This work presents preliminary work
in using data mining techniques to find interesting spatio-temporal
patterns from Earth Science data. The data consists of time series
measurements for various Earth science and climate variables (e.g. soil
moisture, temperature, and precipitation), along with additional data
from existing ecosystem models (e.g. Net Primary Production). The
ecological patterns of interest include associations, clusters,
predictive models, and trends. In this work, we discuss some of the
challenges involved in preprocessing and analyzing the data, and also
consider techniques for handling some of the spatio-temporal issues.

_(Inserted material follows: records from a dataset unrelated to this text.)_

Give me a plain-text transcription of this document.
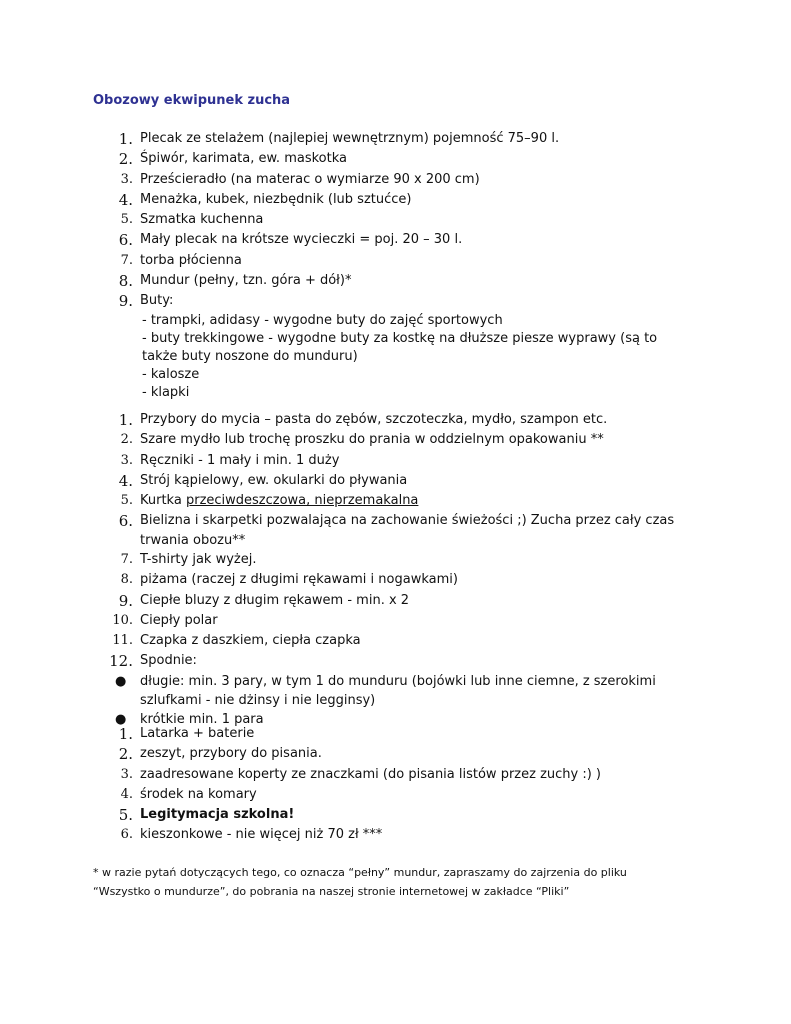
Obozowy ekwipunek zucha
1. Plecak ze stelażem (najlepiej wewnętrznym) pojemność 75–90 l.
2. Śpiwór, karimata, ew. maskotka
3. Prześcieradło (na materac o wymiarze 90 x 200 cm)
4. Menażka, kubek, niezbędnik (lub sztućce)
5. Szmatka kuchenna
6. Mały plecak na krótsze wycieczki = poj. 20 – 30 l.
7. torba płócienna
8. Mundur (pełny, tzn. góra + dół)*
9. Buty:
- trampki, adidasy - wygodne buty do zajęć sportowych
- buty trekkingowe - wygodne buty za kostkę na dłuższe piesze wyprawy (są to
także buty noszone do munduru)
- kalosze
- klapki
1. Przybory do mycia – pasta do zębów, szczoteczka, mydło, szampon etc.
2. Szare mydło lub trochę proszku do prania w oddzielnym opakowaniu **
3. Ręczniki - 1 mały i min. 1 duży
4. Strój kąpielowy, ew. okularki do pływania
5. Kurtka przeciwdeszczowa, nieprzemakalna
6. Bielizna i skarpetki pozwalająca na zachowanie świeżości ;) Zucha przez cały czas
trwania obozu**
7. T-shirty jak wyżej.
8. piżama (raczej z długimi rękawami i nogawkami)
9. Ciepłe bluzy z długim rękawem - min. x 2
10. Ciepły polar
11. Czapka z daszkiem, ciepła czapka
12. Spodnie:
● długie: min. 3 pary, w tym 1 do munduru (bojówki lub inne ciemne, z szerokimi
szlufkami - nie dżinsy i nie legginsy)
● krótkie min. 1 para
1. Latarka + baterie
2. zeszyt, przybory do pisania.
3. zaadresowane koperty ze znaczkami (do pisania listów przez zuchy :) )
4. środek na komary
5. Legitymacja szkolna!
6. kieszonkowe - nie więcej niż 70 zł ***
* w razie pytań dotyczących tego, co oznacza “pełny” mundur, zapraszamy do zajrzenia do pliku
“Wszystko o mundurze”, do pobrania na naszej stronie internetowej w zakładce “Pliki”
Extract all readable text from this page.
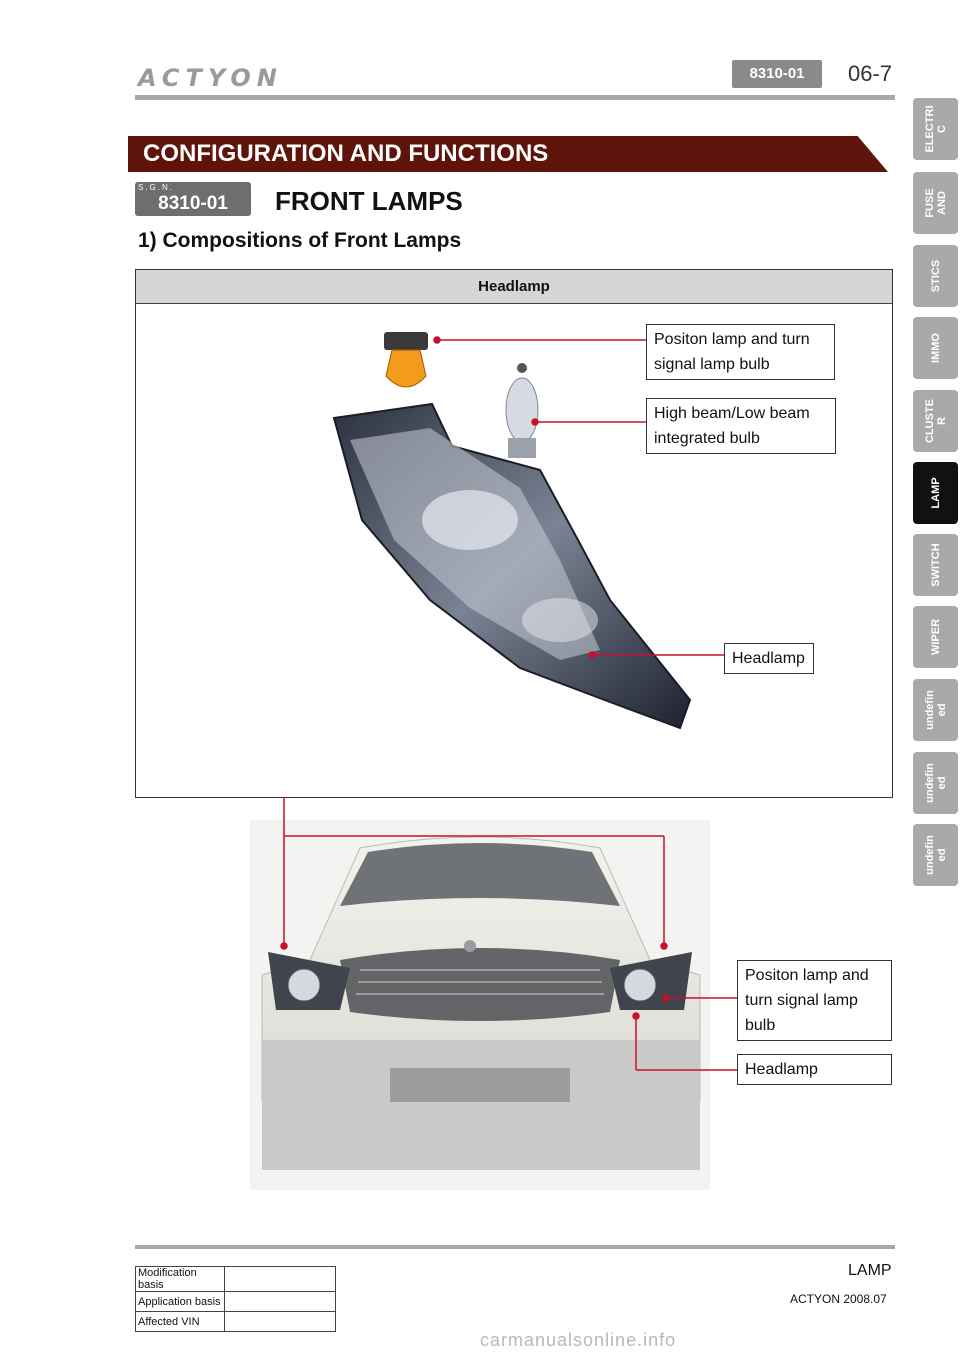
ACTYON	8310-01	06-7
ELECTRI
C
FUSE
AND
STICS
IMMO
CLUSTE
R
LAMP
SWITCH
WIPER
undefin
ed
undefin
ed
undefin
ed
CONFIGURATION AND FUNCTIONS
S.G.N.
8310-01	FRONT LAMPS
1) Compositions of Front Lamps
Headlamp
Positon lamp and turn signal lamp bulb
High beam/Low beam integrated bulb
Headlamp
Positon lamp and turn signal lamp bulb
Headlamp
LAMP
ACTYON 2008.07
Modification basis	
Application basis	
Affected VIN	
carmanualsonline.info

Earth Science data has strong seasonal components that need to be
removed prior to pattern analysis, as Earth scientists are primarily
interested in patterns that represent deviations from normal seasonal
variation such as anomalous climate events (e.g., El Nino) or trends
(e.g., global warming). We compare several alternatives (including
singular value decomposition (SVD), discrete Fourier transform (DFT),
"monthly" Z score, and moving average) with respect to their
effectiveness in removing seasonality. We describe the different kinds
of association analysis that can be performed on such data. Our current
technique for finding associations transforms the time series into
transactions and then applies existing algorithms traditionally used
for market-basket data. Some of the transformations lead to dense
columns in the transaction matrices, causing an exponential growth in
the computing requirements. Furthermore, no single interestingness
measure accurately reflects the quality of the derived patterns.
Indeed, we argue that existing approaches for mining association rules
and sequential patterns may not be able to capture all the interesting
patterns due to the spatio-temporal nature of this data.